SIGNS OF POOR HEALTH Since handing over power temporarily to his brother, Castro has been seen only in photographs and video images, the last shown on October. 28 and showing a frail and shuffling old man.

Castro's failure to call his closest ally, President Hugo Chavez of Venezuela, to congratulate him on his December. 3 reelection, was fresh indication that his health may be declining further, setting off rumors of his death among exiled Cubans in Miami.

Many Cuban exiles have been wishing Castro dead for years.

Castro has not met with an old friend, Nobel Prize winning author Gabriel Garcia Marquez of Colombia, who is in Havana, according to a friend of the writer.

Officials in the United States, which has long been Cuba's political foe, suspect Castro has terminal cancer, which Havana has denied repeatedly.

Cuban officials have insisted he is recovering, though fewer are doing so and more are stressing the importance of his legacy over his presence as the country's leader.

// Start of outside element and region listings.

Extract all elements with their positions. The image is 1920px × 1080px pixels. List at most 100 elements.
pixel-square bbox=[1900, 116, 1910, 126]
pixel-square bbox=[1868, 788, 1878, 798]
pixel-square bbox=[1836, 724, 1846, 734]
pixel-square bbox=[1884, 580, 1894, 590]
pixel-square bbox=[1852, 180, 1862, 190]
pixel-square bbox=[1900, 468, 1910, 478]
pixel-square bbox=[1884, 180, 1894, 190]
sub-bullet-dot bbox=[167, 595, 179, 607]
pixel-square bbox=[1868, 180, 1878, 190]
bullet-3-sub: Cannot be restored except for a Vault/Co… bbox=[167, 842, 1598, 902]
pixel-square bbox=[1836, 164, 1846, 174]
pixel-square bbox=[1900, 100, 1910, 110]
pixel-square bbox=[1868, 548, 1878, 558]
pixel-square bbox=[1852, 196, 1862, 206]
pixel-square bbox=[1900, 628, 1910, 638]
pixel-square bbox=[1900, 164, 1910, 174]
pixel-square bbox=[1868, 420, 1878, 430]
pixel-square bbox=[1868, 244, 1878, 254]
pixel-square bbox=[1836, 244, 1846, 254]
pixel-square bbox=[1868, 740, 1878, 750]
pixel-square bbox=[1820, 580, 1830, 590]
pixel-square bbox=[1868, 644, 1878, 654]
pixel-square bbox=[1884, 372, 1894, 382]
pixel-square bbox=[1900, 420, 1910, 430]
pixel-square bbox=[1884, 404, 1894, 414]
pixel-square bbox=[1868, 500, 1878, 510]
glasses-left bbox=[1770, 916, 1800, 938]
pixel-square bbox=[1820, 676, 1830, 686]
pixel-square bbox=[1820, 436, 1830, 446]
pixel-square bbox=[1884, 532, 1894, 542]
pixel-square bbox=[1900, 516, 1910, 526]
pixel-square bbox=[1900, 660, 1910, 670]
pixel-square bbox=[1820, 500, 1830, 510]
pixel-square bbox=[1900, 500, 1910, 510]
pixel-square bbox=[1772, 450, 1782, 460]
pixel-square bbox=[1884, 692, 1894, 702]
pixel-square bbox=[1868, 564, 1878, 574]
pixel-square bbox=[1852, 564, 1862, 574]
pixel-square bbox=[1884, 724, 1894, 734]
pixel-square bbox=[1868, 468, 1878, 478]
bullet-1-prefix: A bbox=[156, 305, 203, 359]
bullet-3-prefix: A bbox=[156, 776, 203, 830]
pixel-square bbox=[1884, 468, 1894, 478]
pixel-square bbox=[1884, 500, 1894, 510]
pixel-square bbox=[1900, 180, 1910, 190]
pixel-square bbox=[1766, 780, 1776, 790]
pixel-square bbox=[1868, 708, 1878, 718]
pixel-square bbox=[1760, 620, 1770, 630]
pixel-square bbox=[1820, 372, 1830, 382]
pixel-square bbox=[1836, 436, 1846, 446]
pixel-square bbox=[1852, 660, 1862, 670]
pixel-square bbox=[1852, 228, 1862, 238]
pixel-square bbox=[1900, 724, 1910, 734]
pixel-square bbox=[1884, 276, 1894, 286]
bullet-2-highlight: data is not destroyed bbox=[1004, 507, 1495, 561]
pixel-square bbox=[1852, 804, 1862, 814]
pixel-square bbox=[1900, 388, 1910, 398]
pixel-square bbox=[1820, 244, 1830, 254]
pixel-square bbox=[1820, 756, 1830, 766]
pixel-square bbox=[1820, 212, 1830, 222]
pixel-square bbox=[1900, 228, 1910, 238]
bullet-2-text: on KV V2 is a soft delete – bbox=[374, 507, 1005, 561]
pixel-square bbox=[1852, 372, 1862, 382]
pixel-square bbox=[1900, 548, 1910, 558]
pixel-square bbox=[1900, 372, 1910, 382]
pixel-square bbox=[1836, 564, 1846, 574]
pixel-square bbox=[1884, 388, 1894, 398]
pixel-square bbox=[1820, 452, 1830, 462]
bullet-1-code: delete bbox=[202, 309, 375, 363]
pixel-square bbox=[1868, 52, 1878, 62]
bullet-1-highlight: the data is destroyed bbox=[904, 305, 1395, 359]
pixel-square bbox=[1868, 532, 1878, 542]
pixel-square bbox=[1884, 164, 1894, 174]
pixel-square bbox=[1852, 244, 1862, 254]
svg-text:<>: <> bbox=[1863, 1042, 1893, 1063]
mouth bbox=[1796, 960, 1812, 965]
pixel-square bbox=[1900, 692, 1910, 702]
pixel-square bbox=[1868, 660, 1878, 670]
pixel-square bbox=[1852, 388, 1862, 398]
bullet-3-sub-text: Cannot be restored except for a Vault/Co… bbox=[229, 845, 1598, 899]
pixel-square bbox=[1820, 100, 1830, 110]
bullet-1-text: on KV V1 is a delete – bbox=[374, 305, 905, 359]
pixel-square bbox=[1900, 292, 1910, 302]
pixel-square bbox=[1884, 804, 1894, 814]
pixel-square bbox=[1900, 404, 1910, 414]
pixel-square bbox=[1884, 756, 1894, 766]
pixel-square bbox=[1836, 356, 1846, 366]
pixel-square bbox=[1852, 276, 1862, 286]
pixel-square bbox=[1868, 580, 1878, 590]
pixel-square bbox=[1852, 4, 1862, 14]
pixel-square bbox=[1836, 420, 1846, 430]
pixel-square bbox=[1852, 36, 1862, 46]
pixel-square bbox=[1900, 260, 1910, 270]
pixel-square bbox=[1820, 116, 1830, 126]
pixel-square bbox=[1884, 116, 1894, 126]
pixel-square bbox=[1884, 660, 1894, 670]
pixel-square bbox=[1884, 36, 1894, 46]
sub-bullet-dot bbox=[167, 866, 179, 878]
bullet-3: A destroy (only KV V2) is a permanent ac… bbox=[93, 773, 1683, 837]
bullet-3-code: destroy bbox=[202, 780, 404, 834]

Since last Friday, Cuban television has broadcast parts of a recent conference on Castro's role in history that drew left-wing politicians, intellectuals and activists from dozens of countries.

''The enemies of the revolution are counting the minutes waiting and wishing for Fidel's death,'' Cuban Foreign Minister Felipe Perez Roque told the conference.

''What they don't understand is that Fidel is no longer just Fidel, he is his people,'' he said.